Pourquoi Carlton n’a pas progressé : un autre point de vue

Lors des neuf premiers tours de cette saison, les Bleus ont été en dessous du niveau de l’an dernier, mais pas par une énorme marge. Leurs effectifs d’équipe restent similaires, dans la plupart des cas, à 2022, à quelques exceptions notables près.

La première est que leur force d’arrêt s’est érodée, après avoir été classées deuxièmes en termes de différentiel de points par rapport aux dégagements l’année dernière (elles sont neuvièmes cette année). Ils n’ont pas compensé en développant un jeu de transition/rebond, en partie parce qu’ils n’ont pas la capacité de course des meilleures équipes. Matt Kennedy, Cripps et George Hewett ne sont pas des milieux de terrain de transition. Et, comme indiqué sur Foxtel Sur le divanles milieux de terrain de Carlton se classent mal pour une utilisation percutante du ballon.

Une grande partie de l’ADN de l’équipe de Carlton est inchangée. Ils ont encore une surabondance d’éliminations, se classent premiers pour les notes incontestées et – et cela exaspérera les supporters – se classent à égalité en premier (avec Hawthorn) pour les coups de pied en arrière (13,7 par match, contre 13,9 l’an dernier). Richmond se classe dernier dans ce domaine.

Étonnamment, ils sont en fait légèrement plus efficaces à l’intérieur de leur territoire offensif cette année qu’à la même période l’an dernier, et si le mouvement du ballon semble justifier des applaudissements lents, les Blues ont un pourcentage de jeu plus élevé qu’à cette époque l’an dernier.

S’ils avaient vaincu l’un des Bulldogs ou des Saints, ils seraient 5-3 et un match nul, ce qui serait à peu près ce à quoi on pourrait raisonnablement s’attendre.

McKay et Cripps ont eu un impact réduit sur le tableau de bord, mais obtiennent le foot. Walsh retrouve la forme. Les chiffres de Weitering sont légèrement en hausse. Charlie Curnow, véritable superstar, a dépassé les moyennes de l’année dernière. Cripps, d’ailleurs, est un spécialiste de l’arrêt et contesté, dont le jeu extérieur est limité.

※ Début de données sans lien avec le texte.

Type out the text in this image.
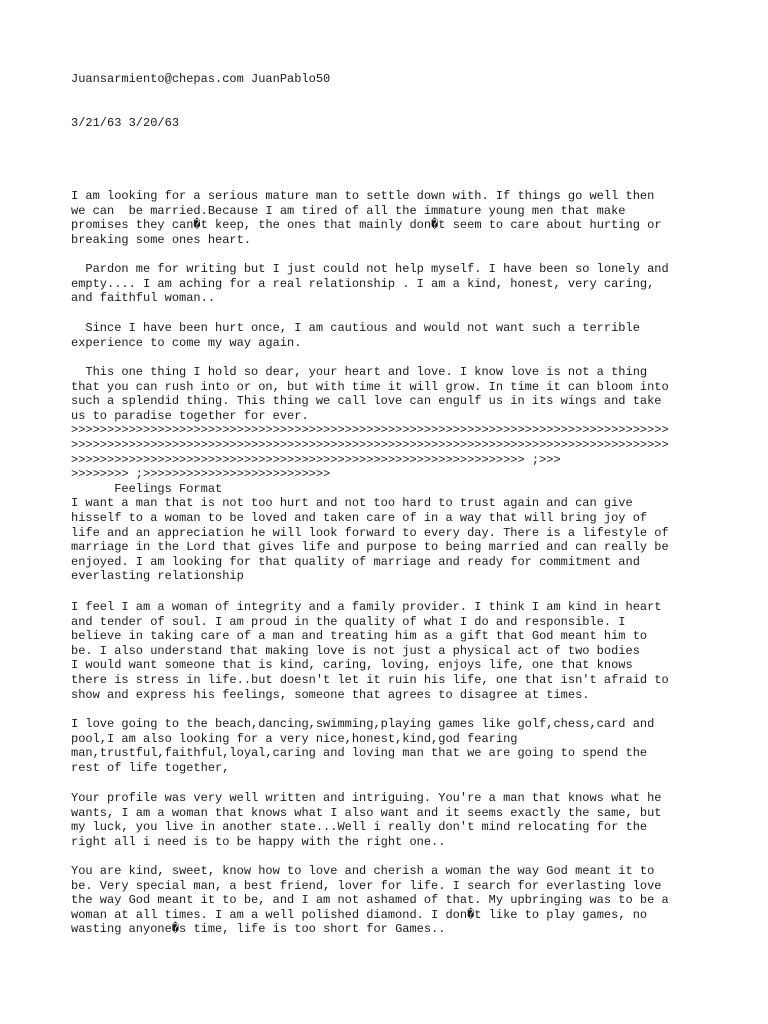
Juansarmiento@chepas.com JuanPablo50
3/21/63 3/20/63
I am looking for a serious mature man to settle down with. If things go well then
we can  be married.Because I am tired of all the immature young men that make
promises they can�t keep, the ones that mainly don�t seem to care about hurting or
breaking some ones heart.
Pardon me for writing but I just could not help myself. I have been so lonely and
empty.... I am aching for a real relationship . I am a kind, honest, very caring,
and faithful woman..
Since I have been hurt once, I am cautious and would not want such a terrible
experience to come my way again.
This one thing I hold so dear, your heart and love. I know love is not a thing
that you can rush into or on, but with time it will grow. In time it can bloom into
such a splendid thing. This thing we call love can engulf us in its wings and take
us to paradise together for ever.
>>>>>>>>>>>>>>>>>>>>>>>>>>>>>>>>>>>>>>>>>>>>>>>>>>>>>>>>>>>>>>>>>>>>>>>>>>>>>>>>>>>
>>>>>>>>>>>>>>>>>>>>>>>>>>>>>>>>>>>>>>>>>>>>>>>>>>>>>>>>>>>>>>>>>>>>>>>>>>>>>>>>>>>
>>>>>>>>>>>>>>>>>>>>>>>>>>>>>>>>>>>>>>>>>>>>>>>>>>>>>>>>>>>>>>> ;>>>
>>>>>>>> ;>>>>>>>>>>>>>>>>>>>>>>>>>>
Feelings Format
I want a man that is not too hurt and not too hard to trust again and can give
hisself to a woman to be loved and taken care of in a way that will bring joy of
life and an appreciation he will look forward to every day. There is a lifestyle of
marriage in the Lord that gives life and purpose to being married and can really be
enjoyed. I am looking for that quality of marriage and ready for commitment and
everlasting relationship
I feel I am a woman of integrity and a family provider. I think I am kind in heart
and tender of soul. I am proud in the quality of what I do and responsible. I
believe in taking care of a man and treating him as a gift that God meant him to
be. I also understand that making love is not just a physical act of two bodies
I would want someone that is kind, caring, loving, enjoys life, one that knows
there is stress in life..but doesn't let it ruin his life, one that isn't afraid to
show and express his feelings, someone that agrees to disagree at times.
I love going to the beach,dancing,swimming,playing games like golf,chess,card and
pool,I am also looking for a very nice,honest,kind,god fearing
man,trustful,faithful,loyal,caring and loving man that we are going to spend the
rest of life together,
Your profile was very well written and intriguing. You're a man that knows what he
wants, I am a woman that knows what I also want and it seems exactly the same, but
my luck, you live in another state...Well i really don't mind relocating for the
right all i need is to be happy with the right one..
You are kind, sweet, know how to love and cherish a woman the way God meant it to
be. Very special man, a best friend, lover for life. I search for everlasting love
the way God meant it to be, and I am not ashamed of that. My upbringing was to be a
woman at all times. I am a well polished diamond. I don�t like to play games, no
wasting anyone�s time, life is too short for Games..
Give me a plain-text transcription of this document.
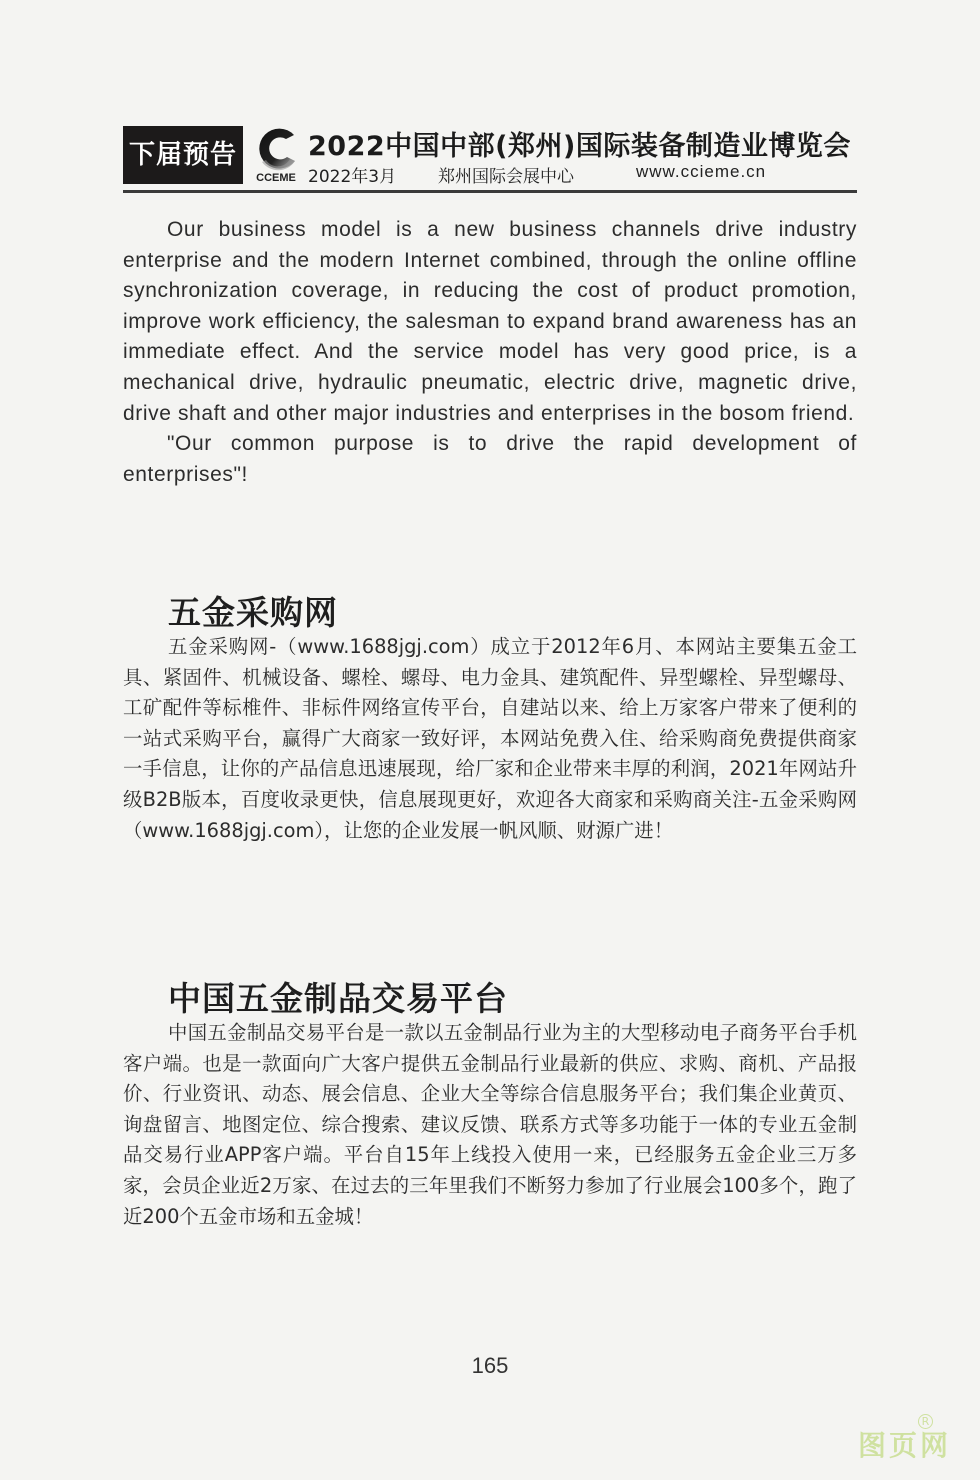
下届预告
CCEME
2022中国中部(郑州)国际装备制造业博览会
2022年3月 郑州国际会展中心	www.ccieme.cn

Our business model is a new business channels drive industry enterprise and the modern Internet combined, through the online offline synchronization coverage, in reducing the cost of product promotion, improve work efficiency, the salesman to expand brand awareness has an immediate effect. And the service model has very good price, is a mechanical drive, hydraulic pneumatic, electric drive, magnetic drive, drive shaft and other major industries and enterprises in the bosom friend.

"Our common purpose is to drive the rapid development of enterprises"!

五金采购网

五金采购网-（www.1688jgj.com）成立于2012年6月、本网站主要集五金工具、紧固件、机械设备、螺栓、螺母、电力金具、建筑配件、异型螺栓、异型螺母、工矿配件等标椎件、非标件网络宣传平台，自建站以来、给上万家客户带来了便利的一站式采购平台，赢得广大商家一致好评，本网站免费入住、给采购商免费提供商家一手信息，让你的产品信息迅速展现，给厂家和企业带来丰厚的利润，2021年网站升级B2B版本，百度收录更快，信息展现更好，欢迎各大商家和采购商关注-五金采购网（www.1688jgj.com），让您的企业发展一帆风顺、财源广进！

中国五金制品交易平台

中国五金制品交易平台是一款以五金制品行业为主的大型移动电子商务平台手机客户端。也是一款面向广大客户提供五金制品行业最新的供应、求购、商机、产品报价、行业资讯、动态、展会信息、企业大全等综合信息服务平台；我们集企业黄页、询盘留言、地图定位、综合搜索、建议反馈、联系方式等多功能于一体的专业五金制品交易行业APP客户端。平台自15年上线投入使用一来，已经服务五金企业三万多家，会员企业近2万家、在过去的三年里我们不断努力参加了行业展会100多个，跑了近200个五金市场和五金城！

165
图页网
R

Alors, pourquoi tant d’heures de discussion sont-elles consommées avec l’échec de Carlton, alors que les Blues ne sont que légèrement pires?

L’échec de Carlton, en bref, en est un de progression. Ils n’ont pas fait le saut attendu de la frange des huit à l’intérieur du top six – un saut qu’Adélaïde est bien placé pour atterrir.

Comme mentionné, ils n’ont pas été pires que Fremantle, Sydney et Richmond, et pas un mile en dessous des Bulldogs, sur la base du talent sous-jacent.

Mais Sydney et Richmond ont d’importants crédits en banque. Les Bulldogs de Beveridge ont ce drapeau miracle et une grande apparence finale sur laquelle s’appuyer; même Fremantle a remporté une finale en 2022.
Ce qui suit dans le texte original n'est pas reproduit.